When Aliens Come

When’s the last time you looked an insect in the face? Mine, other than just now, was probably Bert, my preying mantis. He was only dimly aware of me, I think.

I’m sitting out on my deck; it’s overcast, warm. I watched it start to rain – bringing no relief from the heat – and stop. A dragonfly - they have been everywhere today – landed on one of the black wrungs attached to the metal railing next to me. He was on the far side, and I could only see his wings and a slight bit of his body. I saw two yellow legs; the rest of him was green like Kermit the Frog. Kermit-the-Frog green. I looked at him for several minutes. Zoned out. Focused again. He had tiny veins everywhere throughout his cellophane wings, dividing them (the four of them) into tiny panels. I wondered if they were made of living tissue, something that would heal itself.

I remembered when, as a kid, I found a dead dragonfly, its corpse in perfect condition, on the floor of my parents’ garage. It was blue and turquoise with light brown stripes on its thorax (my mom made me diagram it for educational purposes).

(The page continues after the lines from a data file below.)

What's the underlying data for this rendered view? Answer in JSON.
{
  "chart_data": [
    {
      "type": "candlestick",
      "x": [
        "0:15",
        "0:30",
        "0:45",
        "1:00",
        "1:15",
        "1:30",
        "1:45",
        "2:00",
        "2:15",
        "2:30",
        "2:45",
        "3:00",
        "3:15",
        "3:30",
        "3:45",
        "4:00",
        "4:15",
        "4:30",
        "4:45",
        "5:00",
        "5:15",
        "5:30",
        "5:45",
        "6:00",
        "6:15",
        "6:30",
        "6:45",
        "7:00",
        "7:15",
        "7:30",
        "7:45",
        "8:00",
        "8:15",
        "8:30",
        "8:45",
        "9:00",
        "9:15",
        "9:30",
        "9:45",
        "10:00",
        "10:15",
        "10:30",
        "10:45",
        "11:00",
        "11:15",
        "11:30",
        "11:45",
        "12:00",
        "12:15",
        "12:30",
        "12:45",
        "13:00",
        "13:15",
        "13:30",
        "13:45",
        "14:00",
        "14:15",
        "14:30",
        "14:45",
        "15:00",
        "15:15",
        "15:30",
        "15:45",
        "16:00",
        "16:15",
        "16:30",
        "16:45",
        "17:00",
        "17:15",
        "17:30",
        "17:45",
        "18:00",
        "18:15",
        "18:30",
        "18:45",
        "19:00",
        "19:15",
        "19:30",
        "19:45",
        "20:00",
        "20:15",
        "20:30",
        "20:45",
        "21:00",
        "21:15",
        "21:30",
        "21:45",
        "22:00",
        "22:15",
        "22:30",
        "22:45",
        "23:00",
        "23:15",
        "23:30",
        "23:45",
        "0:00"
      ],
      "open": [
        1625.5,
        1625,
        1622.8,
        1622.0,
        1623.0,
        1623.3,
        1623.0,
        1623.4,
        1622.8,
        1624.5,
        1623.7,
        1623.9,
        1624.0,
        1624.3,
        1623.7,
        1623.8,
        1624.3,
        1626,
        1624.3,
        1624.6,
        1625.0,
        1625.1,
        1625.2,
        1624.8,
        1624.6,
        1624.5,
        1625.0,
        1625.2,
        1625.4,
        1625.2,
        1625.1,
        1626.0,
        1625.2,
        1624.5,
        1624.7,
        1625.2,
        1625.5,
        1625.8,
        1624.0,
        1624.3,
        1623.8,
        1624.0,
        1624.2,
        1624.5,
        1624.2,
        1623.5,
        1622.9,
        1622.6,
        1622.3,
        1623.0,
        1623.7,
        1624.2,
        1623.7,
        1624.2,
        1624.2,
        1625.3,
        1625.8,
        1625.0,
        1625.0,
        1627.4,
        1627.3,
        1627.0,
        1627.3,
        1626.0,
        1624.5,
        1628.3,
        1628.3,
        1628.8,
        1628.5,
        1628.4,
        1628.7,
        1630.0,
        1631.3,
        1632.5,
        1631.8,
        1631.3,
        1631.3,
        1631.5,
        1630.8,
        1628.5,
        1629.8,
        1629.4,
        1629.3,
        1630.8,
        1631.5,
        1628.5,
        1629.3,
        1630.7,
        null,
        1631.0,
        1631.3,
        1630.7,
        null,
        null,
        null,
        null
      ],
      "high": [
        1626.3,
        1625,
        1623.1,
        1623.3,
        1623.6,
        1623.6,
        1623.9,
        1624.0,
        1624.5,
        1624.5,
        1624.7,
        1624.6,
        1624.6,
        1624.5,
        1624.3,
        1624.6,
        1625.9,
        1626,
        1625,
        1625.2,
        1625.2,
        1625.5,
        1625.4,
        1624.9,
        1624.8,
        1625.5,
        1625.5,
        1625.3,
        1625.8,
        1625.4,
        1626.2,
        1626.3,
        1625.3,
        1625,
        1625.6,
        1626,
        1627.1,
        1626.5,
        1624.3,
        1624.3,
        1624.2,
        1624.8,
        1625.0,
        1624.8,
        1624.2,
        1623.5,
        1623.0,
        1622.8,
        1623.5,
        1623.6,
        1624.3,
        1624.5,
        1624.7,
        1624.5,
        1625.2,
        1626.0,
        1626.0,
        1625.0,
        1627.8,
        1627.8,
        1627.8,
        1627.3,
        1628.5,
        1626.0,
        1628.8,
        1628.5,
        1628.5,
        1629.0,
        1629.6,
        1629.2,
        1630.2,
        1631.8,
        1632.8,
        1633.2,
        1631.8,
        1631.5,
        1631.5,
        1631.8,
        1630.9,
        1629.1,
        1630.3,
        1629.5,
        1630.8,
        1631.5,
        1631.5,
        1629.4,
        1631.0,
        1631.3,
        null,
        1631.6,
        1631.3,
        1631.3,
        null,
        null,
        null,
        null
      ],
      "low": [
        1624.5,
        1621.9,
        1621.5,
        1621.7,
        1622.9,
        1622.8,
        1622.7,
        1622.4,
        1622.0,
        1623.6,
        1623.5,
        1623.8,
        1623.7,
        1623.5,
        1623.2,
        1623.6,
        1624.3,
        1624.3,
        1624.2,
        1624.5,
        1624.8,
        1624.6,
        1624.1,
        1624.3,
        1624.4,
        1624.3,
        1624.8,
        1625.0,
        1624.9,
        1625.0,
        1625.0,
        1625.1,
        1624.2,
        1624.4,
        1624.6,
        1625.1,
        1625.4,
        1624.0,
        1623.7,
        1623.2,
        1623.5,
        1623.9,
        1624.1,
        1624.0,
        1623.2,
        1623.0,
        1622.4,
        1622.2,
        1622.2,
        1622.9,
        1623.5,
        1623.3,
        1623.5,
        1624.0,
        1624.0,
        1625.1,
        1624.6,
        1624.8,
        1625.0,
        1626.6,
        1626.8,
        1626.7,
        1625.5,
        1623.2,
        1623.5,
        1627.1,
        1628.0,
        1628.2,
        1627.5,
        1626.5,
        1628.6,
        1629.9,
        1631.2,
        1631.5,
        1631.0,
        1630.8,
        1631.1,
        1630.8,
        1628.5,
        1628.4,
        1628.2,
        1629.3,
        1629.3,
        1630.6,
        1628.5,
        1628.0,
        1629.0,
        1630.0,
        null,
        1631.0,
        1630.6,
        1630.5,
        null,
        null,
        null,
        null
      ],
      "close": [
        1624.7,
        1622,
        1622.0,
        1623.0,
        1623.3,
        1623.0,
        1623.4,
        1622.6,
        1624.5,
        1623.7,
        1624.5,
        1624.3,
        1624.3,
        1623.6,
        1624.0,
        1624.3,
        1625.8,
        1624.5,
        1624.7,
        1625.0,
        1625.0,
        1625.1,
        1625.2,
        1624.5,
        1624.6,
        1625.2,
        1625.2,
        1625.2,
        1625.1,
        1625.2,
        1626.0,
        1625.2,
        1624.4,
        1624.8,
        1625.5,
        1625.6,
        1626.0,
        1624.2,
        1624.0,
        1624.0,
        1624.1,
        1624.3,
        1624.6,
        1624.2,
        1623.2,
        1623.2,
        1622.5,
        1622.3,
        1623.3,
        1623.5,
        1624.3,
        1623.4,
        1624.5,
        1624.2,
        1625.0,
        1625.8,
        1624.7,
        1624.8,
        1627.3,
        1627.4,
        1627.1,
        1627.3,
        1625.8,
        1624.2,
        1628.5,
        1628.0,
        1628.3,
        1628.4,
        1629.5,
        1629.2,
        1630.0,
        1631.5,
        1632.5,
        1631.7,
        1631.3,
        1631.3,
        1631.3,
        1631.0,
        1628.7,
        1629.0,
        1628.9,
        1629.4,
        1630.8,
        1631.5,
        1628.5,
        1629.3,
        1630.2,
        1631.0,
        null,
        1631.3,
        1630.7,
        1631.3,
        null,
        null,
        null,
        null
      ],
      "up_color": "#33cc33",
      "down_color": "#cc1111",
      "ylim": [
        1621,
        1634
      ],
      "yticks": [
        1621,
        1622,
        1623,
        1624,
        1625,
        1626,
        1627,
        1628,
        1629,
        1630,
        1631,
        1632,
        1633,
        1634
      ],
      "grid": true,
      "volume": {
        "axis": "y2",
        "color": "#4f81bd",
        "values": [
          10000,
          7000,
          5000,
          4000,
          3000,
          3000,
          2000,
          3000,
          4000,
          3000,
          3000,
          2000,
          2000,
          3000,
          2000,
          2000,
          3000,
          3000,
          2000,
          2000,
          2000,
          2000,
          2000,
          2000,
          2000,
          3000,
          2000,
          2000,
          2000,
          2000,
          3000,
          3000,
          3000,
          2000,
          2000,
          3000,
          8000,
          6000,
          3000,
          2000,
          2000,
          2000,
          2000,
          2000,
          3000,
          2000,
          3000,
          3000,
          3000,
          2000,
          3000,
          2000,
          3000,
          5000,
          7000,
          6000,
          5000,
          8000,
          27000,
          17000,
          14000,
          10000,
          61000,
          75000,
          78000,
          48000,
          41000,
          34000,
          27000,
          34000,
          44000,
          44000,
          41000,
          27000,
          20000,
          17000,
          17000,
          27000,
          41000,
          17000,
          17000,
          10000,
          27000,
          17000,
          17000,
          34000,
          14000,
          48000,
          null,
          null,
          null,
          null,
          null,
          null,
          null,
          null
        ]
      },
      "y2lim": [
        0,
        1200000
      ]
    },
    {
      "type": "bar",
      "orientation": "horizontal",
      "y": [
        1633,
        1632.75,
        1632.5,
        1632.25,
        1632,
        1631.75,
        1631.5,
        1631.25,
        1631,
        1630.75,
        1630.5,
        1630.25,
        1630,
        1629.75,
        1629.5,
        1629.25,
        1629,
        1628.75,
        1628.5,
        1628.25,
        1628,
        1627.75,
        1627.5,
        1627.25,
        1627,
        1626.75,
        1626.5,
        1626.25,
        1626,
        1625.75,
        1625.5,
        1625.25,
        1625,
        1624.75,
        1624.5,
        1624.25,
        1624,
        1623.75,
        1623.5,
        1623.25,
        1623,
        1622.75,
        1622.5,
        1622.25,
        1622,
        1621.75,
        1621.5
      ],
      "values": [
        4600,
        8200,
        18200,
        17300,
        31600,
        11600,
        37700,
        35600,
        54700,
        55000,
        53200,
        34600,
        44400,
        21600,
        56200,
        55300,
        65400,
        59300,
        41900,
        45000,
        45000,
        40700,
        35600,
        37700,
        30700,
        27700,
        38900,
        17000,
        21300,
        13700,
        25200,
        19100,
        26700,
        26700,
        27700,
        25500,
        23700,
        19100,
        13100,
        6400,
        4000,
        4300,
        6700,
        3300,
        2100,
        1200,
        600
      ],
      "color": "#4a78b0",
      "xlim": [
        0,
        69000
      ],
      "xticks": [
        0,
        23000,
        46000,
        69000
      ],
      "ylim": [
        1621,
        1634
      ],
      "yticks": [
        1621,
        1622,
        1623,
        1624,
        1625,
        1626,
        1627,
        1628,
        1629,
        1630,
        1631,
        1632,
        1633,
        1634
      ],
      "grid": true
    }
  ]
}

I put it in an empty pencil box, pinned it to the bottom, and wrote “BECARFUL” on the inside of the lid. A warning, I believe, to myself. Dragonflies are very delicate.

I leaned forward, having decided to get a better look. As more of it appeared from behind the black wrung, I saw its head. It was not resting peacefully like I expected. It was wrenched sideways, pivoted on its non-visible neck. Its green bulbous eyes were directed towards me – cast on my face – and its matching green mouth lay tiny beneath it. When aliens come to Earth, we will be scared. Cognizant cephalopods that can (at least somewhat) meet our gaze: terrifying. I leaned slowly back, uncomfortable with this experience. The dragonfly, reacting to my movement, leapt off its perch with a click. I startled; my stomach dropped a little.

I kept the box in my roll-top desk. Later, maybe years, I took it out and opened it. There were little still white things next to my descendent of ancient creatures. I think they were dead maggots.